Asistimos a un tiempo en el que se disuelven los límites de los pactos o contratos pragmáticos entre informadores y sus públicos (Rodrigo Alsina, 1995). El discurso periodístico, marcado por la confianza, por la “fiducia”, entra en relación con los rasgos persuasivos de la propaganda y la publicidad, e incluso es arropado por los discursos y las narrativas del entretenimiento. En este contexto, el periodismo tiene por delante la tarea de seguir fiel a los principios que lo han hecho duradero y socialmente necesario en el tiempo.
El periodista debe apelar a su independencia y autonomía como profesional de la verificación. Le toca el papel de custodio de la llave para conducir en medio de esta borrachera de noticias falsas, manipulación y demás desórdenes informativos que pululan en las redes y en algunos medios. El apego a los principios de verificación, el contraste de fuentes y datos le siguen dando norte ético, sentido y utilidad social a la información periodística.

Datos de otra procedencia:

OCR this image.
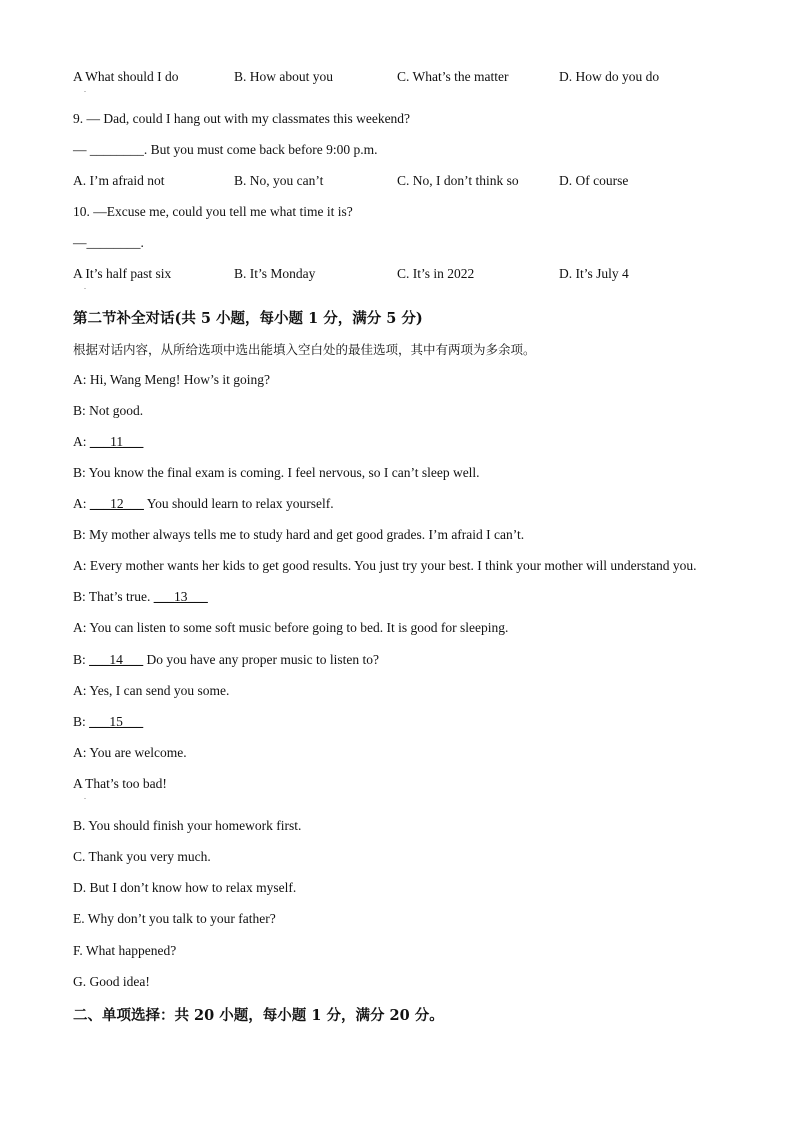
A What should I do
.
B. How about you	C. What’s the matter	D. How do you do
9. — Dad, could I hang out with my classmates this weekend?
— ________. But you must come back before 9:00 p.m.
A. I’m afraid not	B. No, you can’t	C. No, I don’t think so	D. Of course
10. —Excuse me, could you tell me what time it is?
—________.
A It’s half past six
.
B. It’s Monday	C. It’s in 2022	D. It’s July 4
第二节补全对话(共 5 小题，每小题 1 分，满分 5 分)
根据对话内容，从所给选项中选出能填入空白处的最佳选项，其中有两项为多余项。
A: Hi, Wang Meng! How’s it going?
B: Not good.
A: ___11___
B: You know the final exam is coming. I feel nervous, so I can’t sleep well.
A: ___12___ You should learn to relax yourself.
B: My mother always tells me to study hard and get good grades. I’m afraid I can’t.
A: Every mother wants her kids to get good results. You just try your best. I think your mother will understand you.
B: That’s true. ___13___
A: You can listen to some soft music before going to bed. It is good for sleeping.
B: ___14___ Do you have any proper music to listen to?
A: Yes, I can send you some.
B: ___15___
A: You are welcome.
A That’s too bad!
.
B. You should finish your homework first.
C. Thank you very much.
D. But I don’t know how to relax myself.
E. Why don’t you talk to your father?
F. What happened?
G. Good idea!
二、单项选择：共 20 小题，每小题 1 分，满分 20 分。
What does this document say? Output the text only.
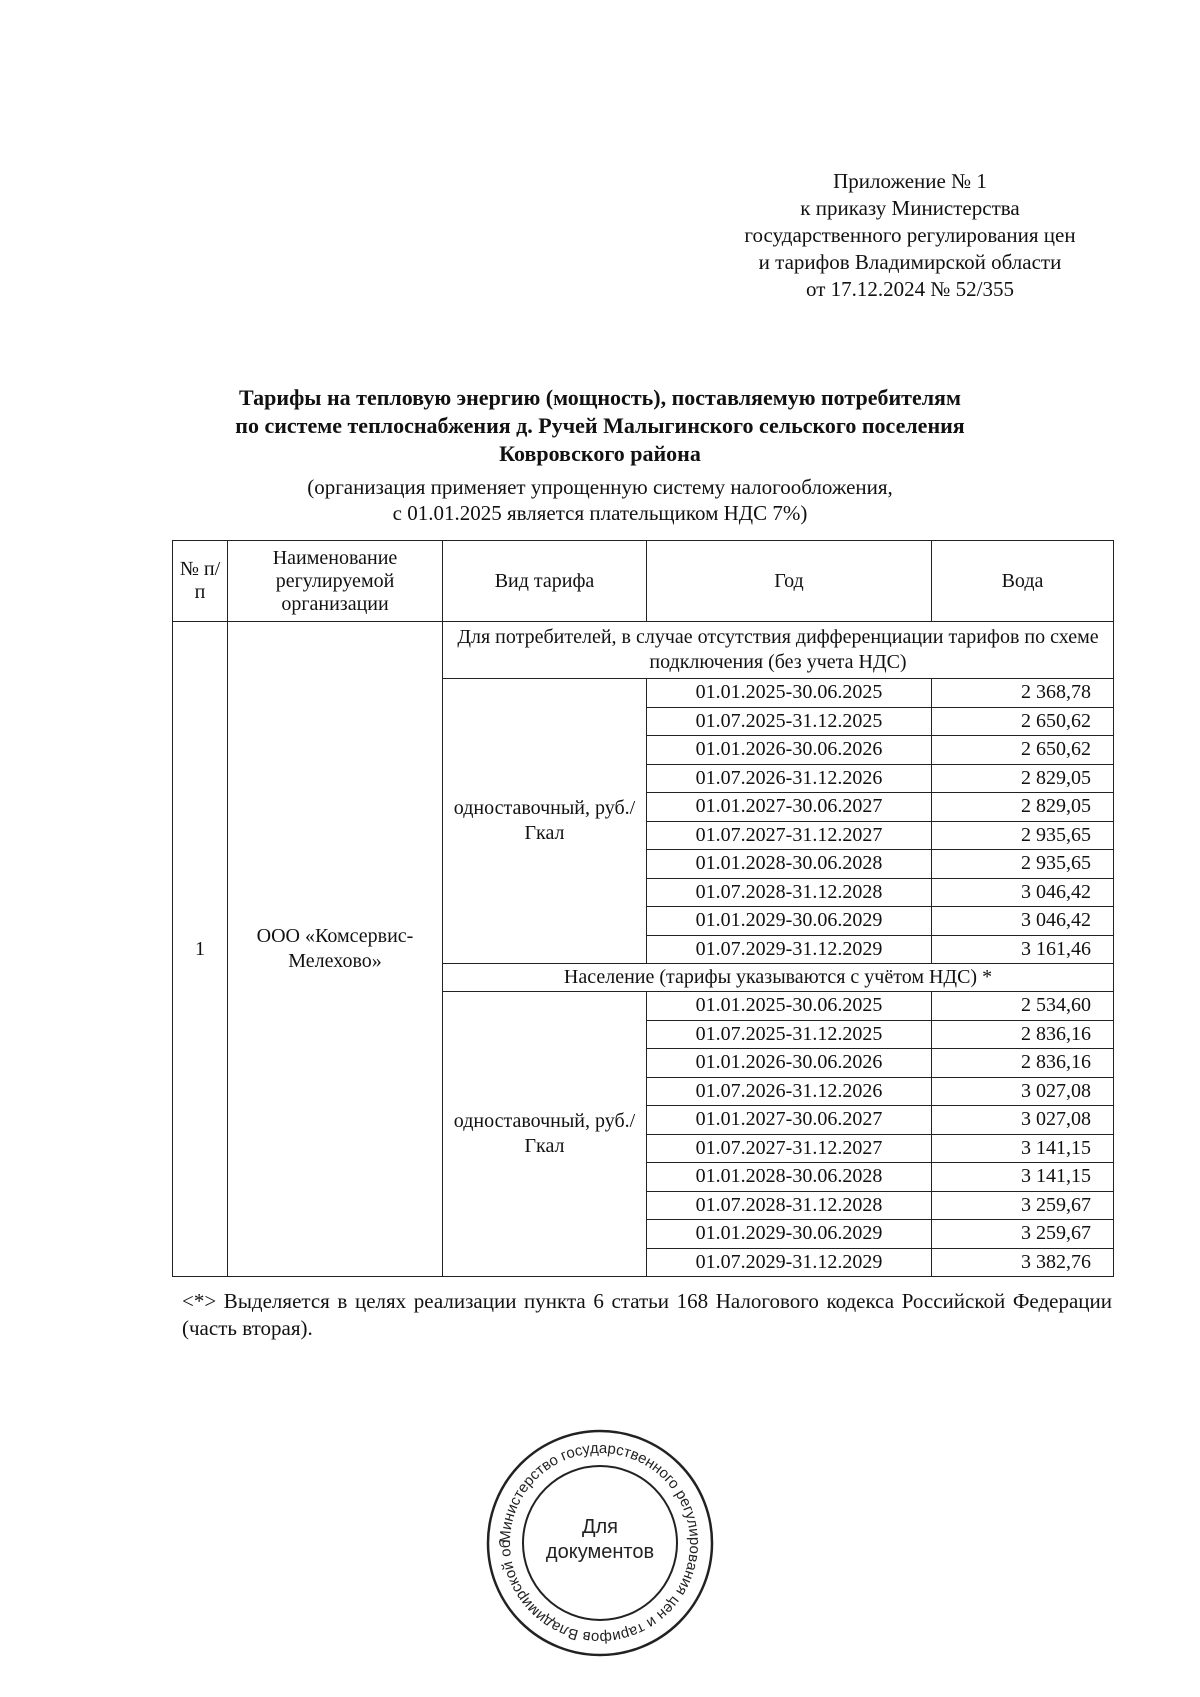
Приложение № 1
к приказу Министерства
государственного регулирования цен
и тарифов Владимирской области
от 17.12.2024 № 52/355
Тарифы на тепловую энергию (мощность), поставляемую потребителям
по системе теплоснабжения д. Ручей Малыгинского сельского поселения
Ковровского района
(организация применяет упрощенную систему налогообложения,
с 01.01.2025 является плательщиком НДС 7%)
№ п/п	Наименование регулируемой организации	Вид тарифа	Год	Вода
1	ООО «Комсервис-Мелехово»	Для потребителей, в случае отсутствия дифференциации тарифов по схеме подключения (без учета НДС)		
		одноставочный, руб./Гкал	01.01.2025-30.06.2025	2 368,78
			01.07.2025-31.12.2025	2 650,62
			01.01.2026-30.06.2026	2 650,62
			01.07.2026-31.12.2026	2 829,05
			01.01.2027-30.06.2027	2 829,05
			01.07.2027-31.12.2027	2 935,65
			01.01.2028-30.06.2028	2 935,65
			01.07.2028-31.12.2028	3 046,42
			01.01.2029-30.06.2029	3 046,42
			01.07.2029-31.12.2029	3 161,46
		Население (тарифы указываются с учётом НДС) *		
		одноставочный, руб./Гкал	01.01.2025-30.06.2025	2 534,60
			01.07.2025-31.12.2025	2 836,16
			01.01.2026-30.06.2026	2 836,16
			01.07.2026-31.12.2026	3 027,08
			01.01.2027-30.06.2027	3 027,08
			01.07.2027-31.12.2027	3 141,15
			01.01.2028-30.06.2028	3 141,15
			01.07.2028-31.12.2028	3 259,67
			01.01.2029-30.06.2029	3 259,67
			01.07.2029-31.12.2029	3 382,76
<*> Выделяется в целях реализации пункта 6 статьи 168 Налогового кодекса Российской Федерации (часть вторая).
Министерство государственного регулирования цен и тарифов Владимирской об
Для
документов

También juegan un papel clave la transparencia informativa, mostrar y compartir los procesos de investigación y sus hallazgos, así como la necesaria contextualización de los hechos, pues su ausencia puede causar tanto o más daño que una información malintencionada. Recordemos que, como observa Alex Grijelmo (FNPI, 2018): “Hoy en día no se miente tanto en los datos como en su contextualización”.

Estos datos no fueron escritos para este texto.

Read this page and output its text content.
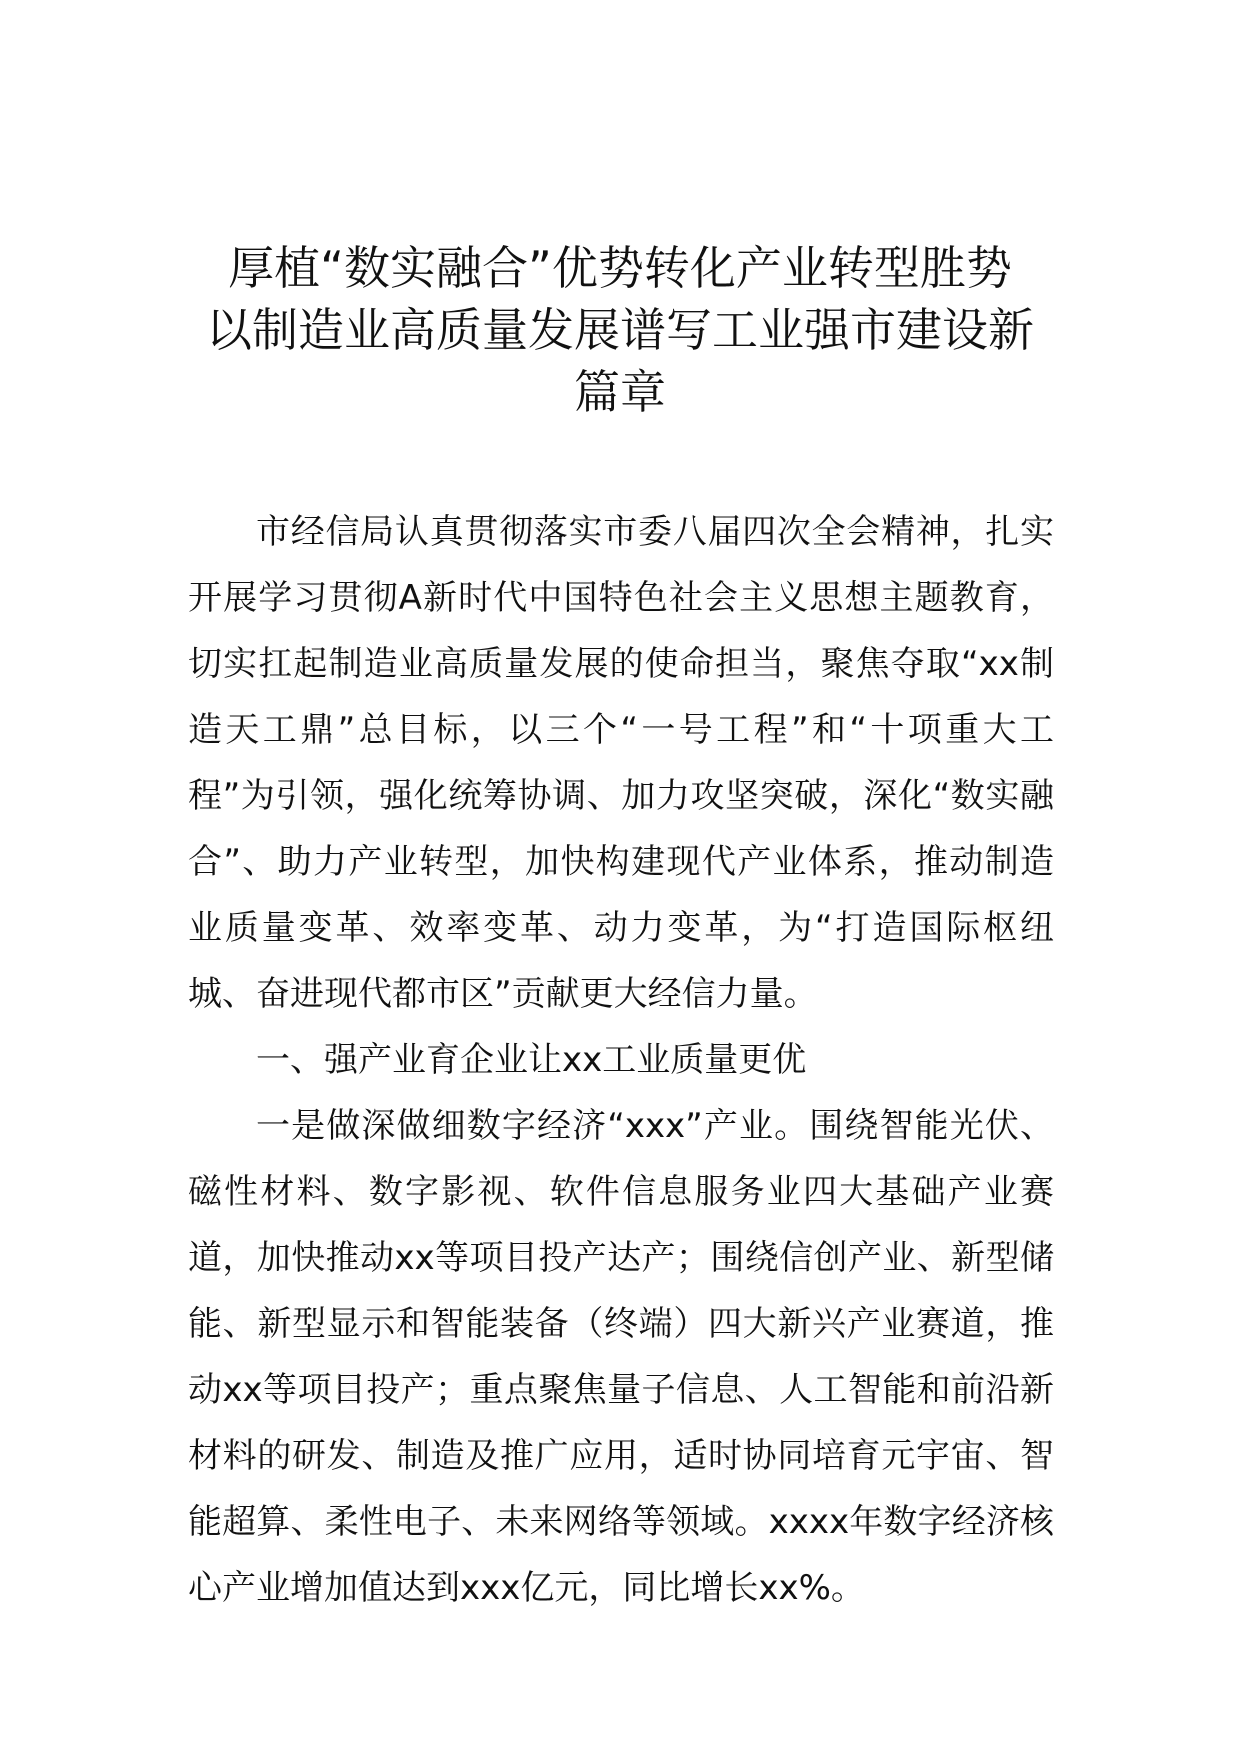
厚植“数实融合”优势转化产业转型胜势
以制造业高质量发展谱写工业强市建设新
篇章

市经信局认真贯彻落实市委八届四次全会精神，扎实开展学习贯彻A新时代中国特色社会主义思想主题教育，切实扛起制造业高质量发展的使命担当，聚焦夺取“xx制造天工鼎”总目标，以三个“一号工程”和“十项重大工程”为引领，强化统筹协调、加力攻坚突破，深化“数实融合”、助力产业转型，加快构建现代产业体系，推动制造业质量变革、效率变革、动力变革，为“打造国际枢纽城、奋进现代都市区”贡献更大经信力量。

一、强产业育企业让xx工业质量更优

一是做深做细数字经济“xxx”产业。围绕智能光伏、磁性材料、数字影视、软件信息服务业四大基础产业赛道，加快推动xx等项目投产达产；围绕信创产业、新型储能、新型显示和智能装备（终端）四大新兴产业赛道，推动xx等项目投产；重点聚焦量子信息、人工智能和前沿新材料的研发、制造及推广应用，适时协同培育元宇宙、智能超算、柔性电子、未来网络等领域。xxxx年数字经济核心产业增加值达到xxx亿元，同比增长xx%。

Las buenas prácticas periodísticas, el ejercicio cotidiano de contrastación y verificación de los mensajes, esa simple pero fundamental labor de obrero de la información, construye el muro contra los desórdenes informativos. Es además una oportunidad para recentrar a los propios medios de comunicación y una manera de cumplir con la tarea de darle oxígeno al debate público cada vez más contaminado por los discursos interesados.